Hal itu disampaikan Menkomdigi, Mutya Hafid saat menghadiri Pelatihan Jaringan Fiber Optik bagi siswa SMK Multi Karya Medan yang digelar Direktorat Jenderal Infrastruktur Digital, Sabtu (13/6/2026).
Dalam sambutannya, Mutya mengungkapkan bahwa rata-rata anak muda di Indonesia menggunakan internet hingga delapan jam per hari. Angka tersebut menempatkan Indonesia sebagai salah satu negara dengan tingkat penggunaan internet tertinggi di dunia.
“Rata-rata anak muda di Indonesia menggunakan internet delapan jam per hari. Dari sekitar 230 juta pengguna internet di Tanah Air, sekitar 60 hingga 70 persen di antaranya adalah anak muda. Karena itu, anak muda jangan hanya menjadi pemanfaat internet, tetapi juga harus menjadi bagian dari yang membangun dan merawat infrastruktur digital,” katanya.
Mutya Hafid secara khusus menekankan pentingnya keterlibatan pelajar vokasi dalam mendukung keberlanjutan jaringan telekomunikasi, termasuk di Sumatera Utara. Menurutnya, siswa SMK memiliki peluang besar untuk menjadi tenaga terampil yang dibutuhkan dalam pengembangan jaringan digital nasional.

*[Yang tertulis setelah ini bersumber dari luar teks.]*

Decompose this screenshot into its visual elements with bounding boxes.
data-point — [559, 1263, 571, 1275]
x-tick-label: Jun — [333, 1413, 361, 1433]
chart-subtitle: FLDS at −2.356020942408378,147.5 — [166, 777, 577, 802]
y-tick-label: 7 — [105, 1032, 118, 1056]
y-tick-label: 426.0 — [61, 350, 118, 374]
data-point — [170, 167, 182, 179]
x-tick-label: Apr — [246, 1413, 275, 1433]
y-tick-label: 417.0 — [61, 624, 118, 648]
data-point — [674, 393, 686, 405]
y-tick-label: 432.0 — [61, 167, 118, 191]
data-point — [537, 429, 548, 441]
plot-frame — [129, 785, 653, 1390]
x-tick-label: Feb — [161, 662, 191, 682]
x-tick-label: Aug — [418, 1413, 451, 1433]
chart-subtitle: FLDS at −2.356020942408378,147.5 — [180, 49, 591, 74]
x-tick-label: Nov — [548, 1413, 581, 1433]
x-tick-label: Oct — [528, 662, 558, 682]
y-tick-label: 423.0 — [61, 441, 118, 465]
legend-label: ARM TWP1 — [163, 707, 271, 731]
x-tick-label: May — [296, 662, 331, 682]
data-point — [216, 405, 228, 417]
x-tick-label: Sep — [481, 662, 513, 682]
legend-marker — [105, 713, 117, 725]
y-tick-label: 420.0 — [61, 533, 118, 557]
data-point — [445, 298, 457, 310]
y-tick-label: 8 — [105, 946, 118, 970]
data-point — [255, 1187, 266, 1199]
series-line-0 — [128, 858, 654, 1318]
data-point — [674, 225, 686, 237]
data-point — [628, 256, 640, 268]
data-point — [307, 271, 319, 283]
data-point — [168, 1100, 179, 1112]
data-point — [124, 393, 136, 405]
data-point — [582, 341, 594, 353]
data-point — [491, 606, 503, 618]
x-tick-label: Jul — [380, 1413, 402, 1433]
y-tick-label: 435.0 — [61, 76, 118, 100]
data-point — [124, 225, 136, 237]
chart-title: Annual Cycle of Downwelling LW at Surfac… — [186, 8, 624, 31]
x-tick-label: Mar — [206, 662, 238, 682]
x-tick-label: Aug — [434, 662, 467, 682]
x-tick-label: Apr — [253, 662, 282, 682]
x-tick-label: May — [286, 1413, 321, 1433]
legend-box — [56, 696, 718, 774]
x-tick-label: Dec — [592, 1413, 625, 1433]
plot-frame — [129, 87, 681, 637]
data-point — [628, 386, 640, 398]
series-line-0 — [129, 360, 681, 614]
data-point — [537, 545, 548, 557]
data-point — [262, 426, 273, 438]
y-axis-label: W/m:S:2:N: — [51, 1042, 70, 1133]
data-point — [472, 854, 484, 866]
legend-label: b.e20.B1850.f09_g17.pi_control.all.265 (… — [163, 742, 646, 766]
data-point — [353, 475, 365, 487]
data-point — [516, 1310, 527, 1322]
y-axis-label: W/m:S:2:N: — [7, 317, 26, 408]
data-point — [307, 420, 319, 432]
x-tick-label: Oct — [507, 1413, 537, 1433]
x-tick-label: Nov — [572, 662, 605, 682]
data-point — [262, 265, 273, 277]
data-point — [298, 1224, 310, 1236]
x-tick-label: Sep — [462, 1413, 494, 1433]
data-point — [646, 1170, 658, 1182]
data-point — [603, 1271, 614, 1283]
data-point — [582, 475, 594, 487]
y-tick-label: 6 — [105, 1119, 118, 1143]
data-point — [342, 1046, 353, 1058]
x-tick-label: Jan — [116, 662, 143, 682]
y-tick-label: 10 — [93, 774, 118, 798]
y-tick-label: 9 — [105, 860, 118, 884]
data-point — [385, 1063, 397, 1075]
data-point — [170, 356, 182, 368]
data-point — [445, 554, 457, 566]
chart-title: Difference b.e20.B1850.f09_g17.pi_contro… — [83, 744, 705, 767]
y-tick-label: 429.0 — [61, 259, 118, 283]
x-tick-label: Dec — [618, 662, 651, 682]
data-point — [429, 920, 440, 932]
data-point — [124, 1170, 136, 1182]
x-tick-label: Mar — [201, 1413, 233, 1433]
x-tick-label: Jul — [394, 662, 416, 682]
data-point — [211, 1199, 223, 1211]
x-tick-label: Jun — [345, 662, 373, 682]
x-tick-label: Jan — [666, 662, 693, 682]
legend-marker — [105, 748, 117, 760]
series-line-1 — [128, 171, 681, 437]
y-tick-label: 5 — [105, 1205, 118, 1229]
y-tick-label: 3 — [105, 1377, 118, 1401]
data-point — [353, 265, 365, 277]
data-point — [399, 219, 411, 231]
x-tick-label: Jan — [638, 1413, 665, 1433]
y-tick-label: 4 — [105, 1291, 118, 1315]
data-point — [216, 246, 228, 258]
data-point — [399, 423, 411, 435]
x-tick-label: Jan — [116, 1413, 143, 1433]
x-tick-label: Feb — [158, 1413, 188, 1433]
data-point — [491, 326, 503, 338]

“Khususnya di Sumatera Utara dan khususnya bagi siswa SMK Multi Karya, kalian harus siap menjadi generasi yang tidak hanya menggunakan teknologi, tetapi juga mampu mengelola dan merawat infrastruktur digital yang menjadi tulang punggung konektivitas masyarakat,” ujarnya.
Pada kesempatan itu, Kementerian Komunikasi dan Digital juga menyerahkan bantuan perangkat praktik jaringan fiber optik kepada SMK Multi Karya Medan dan SMK Negeri 4 Medan. Bantuan tersebut diharapkan dapat meningkatkan kualitas pembelajaran serta mendukung penguasaan keterampilan teknis siswa di bidang telekomunikasi dan jaringan digital.
Melalui pelatihan dan bantuan peralatan praktik tersebut, pemerintah berharap sekolah-sekolah vokasi dapat melahirkan sumber daya manusia yang siap kerja dan mampu menjawab kebutuhan industri digital yang terus berkembang.
Sebelumnya, Direktur Jenderal Infrastruktur Digital Kementerian Komunikasi dan Digital (Kemkomdigi), Wayan Toni Supriyanto, menyampaikan bahwa pelatihan jaringan fiber optik ini diharapkan dapat membuka peluang usaha dan bisnis bagi para peserta, sekaligus menghubungkan mereka dengan perkembangan industri digital yang terkoneksi hingga ke berbagai negara di dunia.